The amendment was introduced by Senate Banking Committee Chairman Tim Johnson (D-S.D.) and Ranking Committee Member Mike Crapo (R-Idaho) last week.

In a letter to the two legislators, CUNA and others noted that guarantee fees are a critical risk management tool used by Fannie Mae and Freddie Mac to protect against losses from faulty loans, and should be used only to manage the companies' credit risk. Increasing guarantee fees for other purposes effectively taxes potential homebuyers and consumers wishing to refinance their mortgages, the letter added. Fee increases unrelated to housing could also act to hinder the necessary reforms required of the housing finance system in the years ahead, the letter said.

Federal Housing Finance Agency (FHFA) Acting Director Edward DeMarco earlier this month said that agency will begin to build a new securitization infrastructure, including a joint venture to handle mortgage securitization, and contract Fannie Mae and Freddie Mac's dominant presence in the marketplace while simplifying and shrinking some of those firms' operations.

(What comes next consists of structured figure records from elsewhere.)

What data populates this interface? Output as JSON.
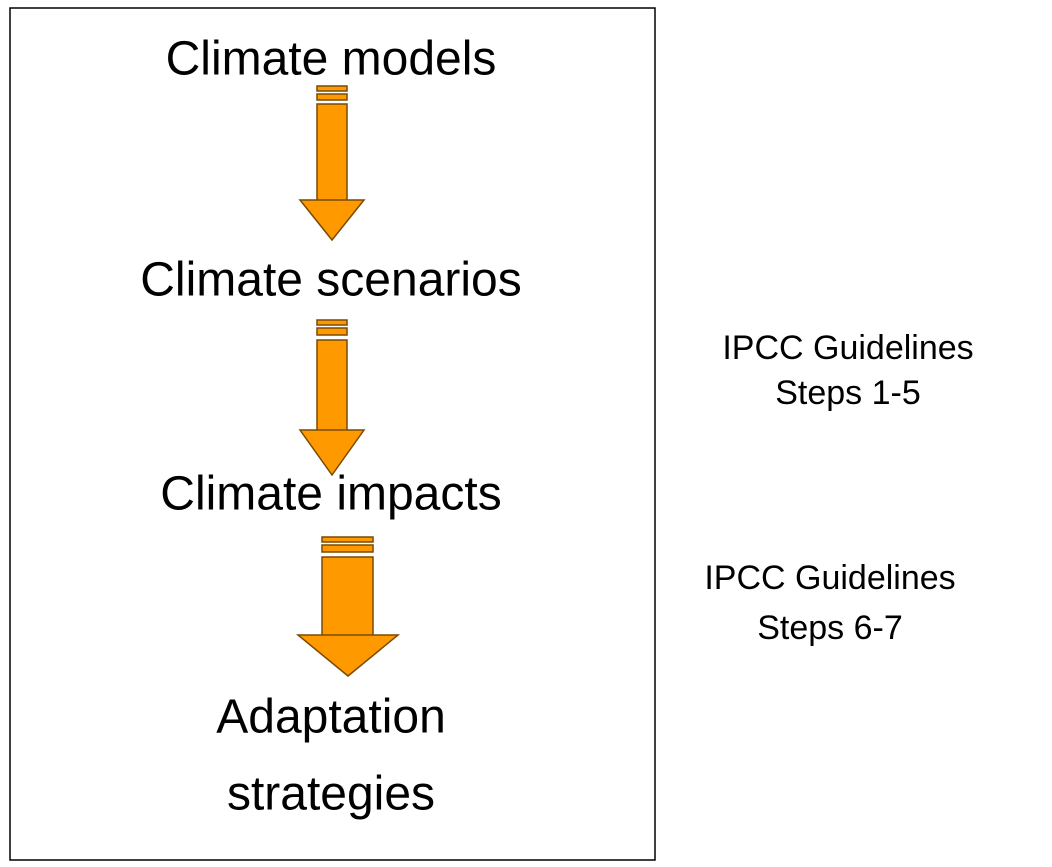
{
  "nodes": [
    {
      "lines": [
        "Climate models"
      ]
    },
    {
      "lines": [
        "Climate scenarios"
      ]
    },
    {
      "lines": [
        "Climate impacts"
      ]
    },
    {
      "lines": [
        "Adaptation",
        "strategies"
      ]
    }
  ],
  "notes": [
    {
      "lines": [
        "IPCC Guidelines",
        "Steps 1-5"
      ]
    },
    {
      "lines": [
        "IPCC Guidelines",
        "Steps 6-7"
      ]
    }
  ]
}
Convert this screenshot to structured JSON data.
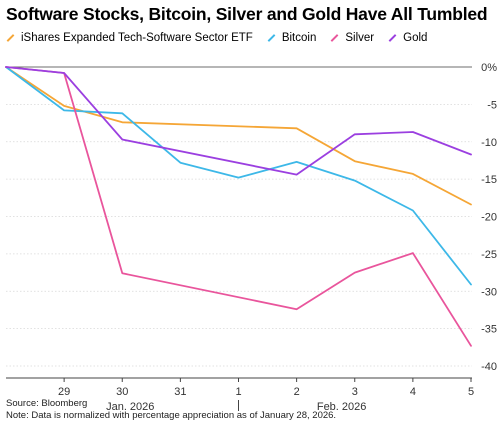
{
  "chart_data": {
    "type": "line",
    "title": "Software Stocks, Bitcoin, Silver and Gold Have All Tumbled",
    "x": [
      "2026-01-28",
      "2026-01-29",
      "2026-01-30",
      "2026-01-31",
      "2026-02-01",
      "2026-02-02",
      "2026-02-03",
      "2026-02-04",
      "2026-02-05"
    ],
    "x_tick_labels": [
      "29",
      "30",
      "31",
      "1",
      "2",
      "3",
      "4",
      "5"
    ],
    "x_group_labels": [
      "Jan. 2026",
      "Feb. 2026"
    ],
    "y_tick_labels": [
      "0%",
      "-5",
      "-10",
      "-15",
      "-20",
      "-25",
      "-30",
      "-35",
      "-40"
    ],
    "ylim": [
      -40,
      0
    ],
    "y_axis_position": "right",
    "legend_position": "top",
    "grid": "horizontal",
    "series": [
      {
        "name": "iShares Expanded Tech-Software Sector ETF",
        "color": "#f5a636",
        "points": [
          [
            "2026-01-28",
            0
          ],
          [
            "2026-01-29",
            -5.2
          ],
          [
            "2026-01-30",
            -7.4
          ],
          [
            "2026-02-02",
            -8.2
          ],
          [
            "2026-02-03",
            -12.6
          ],
          [
            "2026-02-04",
            -14.3
          ],
          [
            "2026-02-05",
            -18.4
          ]
        ]
      },
      {
        "name": "Bitcoin",
        "color": "#3db8e8",
        "points": [
          [
            "2026-01-28",
            0
          ],
          [
            "2026-01-29",
            -5.8
          ],
          [
            "2026-01-30",
            -6.2
          ],
          [
            "2026-01-31",
            -12.8
          ],
          [
            "2026-02-01",
            -14.8
          ],
          [
            "2026-02-02",
            -12.7
          ],
          [
            "2026-02-03",
            -15.2
          ],
          [
            "2026-02-04",
            -19.2
          ],
          [
            "2026-02-05",
            -29.1
          ]
        ]
      },
      {
        "name": "Silver",
        "color": "#e9559c",
        "points": [
          [
            "2026-01-28",
            0
          ],
          [
            "2026-01-29",
            -0.8
          ],
          [
            "2026-01-30",
            -27.6
          ],
          [
            "2026-02-02",
            -32.4
          ],
          [
            "2026-02-03",
            -27.5
          ],
          [
            "2026-02-04",
            -24.9
          ],
          [
            "2026-02-05",
            -37.3
          ]
        ]
      },
      {
        "name": "Gold",
        "color": "#9b3fe0",
        "points": [
          [
            "2026-01-28",
            0
          ],
          [
            "2026-01-29",
            -0.8
          ],
          [
            "2026-01-30",
            -9.7
          ],
          [
            "2026-02-02",
            -14.4
          ],
          [
            "2026-02-03",
            -9.0
          ],
          [
            "2026-02-04",
            -8.7
          ],
          [
            "2026-02-05",
            -11.7
          ]
        ]
      }
    ]
  },
  "footer": {
    "source": "Source: Bloomberg",
    "note": "Note: Data is normalized with percentage appreciation as of January 28, 2026."
  }
}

As requested by the FHFA, Freddie Mac last week released single-family loan-level credit performance data on 30-year fixed-rate mortgages. Freddie Mac said the dataset covers approximately 15.7 million fully amortizing fixed-rate single-family mortgages originated between January 1, 1999, and December 31, 2011, representing 53% of total mortgage acquisitions made during that period.

Freddie Mac in a release said the data will help to increase transparency, which helps investors build more accurate credit performance models in support of potential future single-family credit risk-sharing initiatives.

A range of mortgage market reforms have been discussed in Washington, including almost completely privatizing the housing finance system, limiting the government's intervention in the mortgage market to times of financial distress, and using a system of reinsurance to backstop private mortgage guarantors to a targeted range of mortgages.

CUNA has repeatedly encouraged the FHFA to ensure that any changes to secondary mortgage market structure allow credit unions and other small issuers to maintain full and unrestricted access to that market. CUNA has also highlighted the importance of preserving 30-year, fixed-rate mortgages and ensuring that the secondary market is strong enough to weather economic adversity.